“Certainly, my dear; just as you please. It’s a great thing for little people to learn to spend money wisely.”

Saying this, he seated himself by the window, and drawing me towards him, placed me upon one knee.

“Gracie, dear, I have just received a letter from grandmother. She proposes that I come to Vermont and bring you; that I remain as long as business will admit, and leave you to pass the summer just as you did last year. How would that suit?” fixing his kind dark eyes full upon my upturned face to read my changing thoughts.

“O, I should like it very much!” I quickly exclaimed, clapping my hands with delight. Then I reflected a moment, and a shadow fell over my prospective happiness.

“On the whole, papa,” I said, earnestly, “I think I had better go, and not stay any longer than you can stay. I am all the little girl you have, and you are all the parent I have, and we should be very lonely without each other.”

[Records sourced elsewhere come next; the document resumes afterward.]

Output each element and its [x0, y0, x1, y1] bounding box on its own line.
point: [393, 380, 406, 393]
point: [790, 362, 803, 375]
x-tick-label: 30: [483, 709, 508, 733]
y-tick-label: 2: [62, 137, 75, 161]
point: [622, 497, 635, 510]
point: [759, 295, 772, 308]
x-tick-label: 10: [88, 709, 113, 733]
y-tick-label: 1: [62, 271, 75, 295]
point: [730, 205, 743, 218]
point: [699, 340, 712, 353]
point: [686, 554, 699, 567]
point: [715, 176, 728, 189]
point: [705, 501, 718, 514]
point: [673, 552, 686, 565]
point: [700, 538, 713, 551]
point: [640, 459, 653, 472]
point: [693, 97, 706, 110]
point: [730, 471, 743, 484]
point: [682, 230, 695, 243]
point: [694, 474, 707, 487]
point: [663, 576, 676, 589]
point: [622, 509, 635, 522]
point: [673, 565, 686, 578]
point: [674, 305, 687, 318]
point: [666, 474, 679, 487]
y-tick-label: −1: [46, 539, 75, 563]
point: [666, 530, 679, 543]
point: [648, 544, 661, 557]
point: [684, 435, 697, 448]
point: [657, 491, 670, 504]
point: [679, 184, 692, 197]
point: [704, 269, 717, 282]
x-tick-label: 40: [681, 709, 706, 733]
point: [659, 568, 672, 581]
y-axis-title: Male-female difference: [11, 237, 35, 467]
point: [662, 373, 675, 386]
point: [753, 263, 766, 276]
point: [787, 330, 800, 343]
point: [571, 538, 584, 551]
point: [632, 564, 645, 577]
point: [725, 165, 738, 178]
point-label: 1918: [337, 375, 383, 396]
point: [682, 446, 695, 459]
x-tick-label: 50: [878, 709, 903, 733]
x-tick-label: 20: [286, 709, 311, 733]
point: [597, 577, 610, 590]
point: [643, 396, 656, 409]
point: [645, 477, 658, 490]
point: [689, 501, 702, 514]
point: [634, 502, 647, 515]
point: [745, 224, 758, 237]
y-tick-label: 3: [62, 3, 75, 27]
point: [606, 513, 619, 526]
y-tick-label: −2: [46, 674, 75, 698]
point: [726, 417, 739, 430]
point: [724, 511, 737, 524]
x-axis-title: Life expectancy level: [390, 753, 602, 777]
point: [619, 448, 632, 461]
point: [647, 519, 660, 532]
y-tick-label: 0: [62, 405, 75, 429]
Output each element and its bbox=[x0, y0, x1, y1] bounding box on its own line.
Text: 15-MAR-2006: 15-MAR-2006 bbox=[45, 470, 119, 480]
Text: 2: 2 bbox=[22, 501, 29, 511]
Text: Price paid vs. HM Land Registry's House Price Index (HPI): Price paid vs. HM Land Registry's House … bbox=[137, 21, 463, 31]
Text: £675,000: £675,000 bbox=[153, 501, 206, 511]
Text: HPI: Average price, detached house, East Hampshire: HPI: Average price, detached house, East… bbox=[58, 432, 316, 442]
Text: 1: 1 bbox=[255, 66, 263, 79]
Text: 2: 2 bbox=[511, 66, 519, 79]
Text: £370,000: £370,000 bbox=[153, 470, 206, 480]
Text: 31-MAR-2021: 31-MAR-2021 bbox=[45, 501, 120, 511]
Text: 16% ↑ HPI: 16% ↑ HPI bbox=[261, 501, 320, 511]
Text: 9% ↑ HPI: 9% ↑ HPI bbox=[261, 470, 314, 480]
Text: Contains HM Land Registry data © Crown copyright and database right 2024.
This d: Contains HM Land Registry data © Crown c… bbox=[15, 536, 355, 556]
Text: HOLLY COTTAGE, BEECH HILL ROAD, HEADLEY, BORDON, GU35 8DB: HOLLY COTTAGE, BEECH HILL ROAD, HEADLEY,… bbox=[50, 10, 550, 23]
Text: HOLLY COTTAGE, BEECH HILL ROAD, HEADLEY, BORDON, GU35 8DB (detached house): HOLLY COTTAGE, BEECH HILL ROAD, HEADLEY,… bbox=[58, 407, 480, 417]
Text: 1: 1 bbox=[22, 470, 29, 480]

I felt his warm, loving kiss upon my cheek as he folded me to his heart, and a tear fell on my forehead. For two years I had been motherless; but a double portion of pity and tenderness had been lavished upon me by my indulgent father. He was a New York merchant of ample means. Our home was elegant and tasteful.

The home of my father’s only surviving parent, my doting grandmother, whom we were designing to visit, was a plain, unpretending farm-house, snuggly nestled up among the hills of Vermont. There were tall poplar trees and a flower-garden in front, a little orchard and a whole row of nice looking out-buildings in the rear. There was no place on earth so full of joy for me. The swallows’ nests on the barn; the turkeys, geese, and chickens; the colt, lambs, and little pigs; in short, everything had an ever-increasing attraction, far exceeding any pleasures to be found within the limits of the crowded city.

The prospect of another visit to Woodville filled my heart with intense delight.

A week passed, and on one of the sunniest and freshest of June mornings we started for Vermont. I was exceedingly fond of travelling in the cars, and it seemed as if a thousand sunbeams had suddenly fallen upon my young life. The train left New York, and we found ourselves rapidly whirling past hills, forests, towns, and villages. Sometimes we were flying through dark, deep cuts, then crossing streams and rich green fields and meadows.

We expected to reach grandmother’s that evening. I had written to inform her of our coming. One hour after another passed. The day was declining, and the sun was slowly sinking in the west.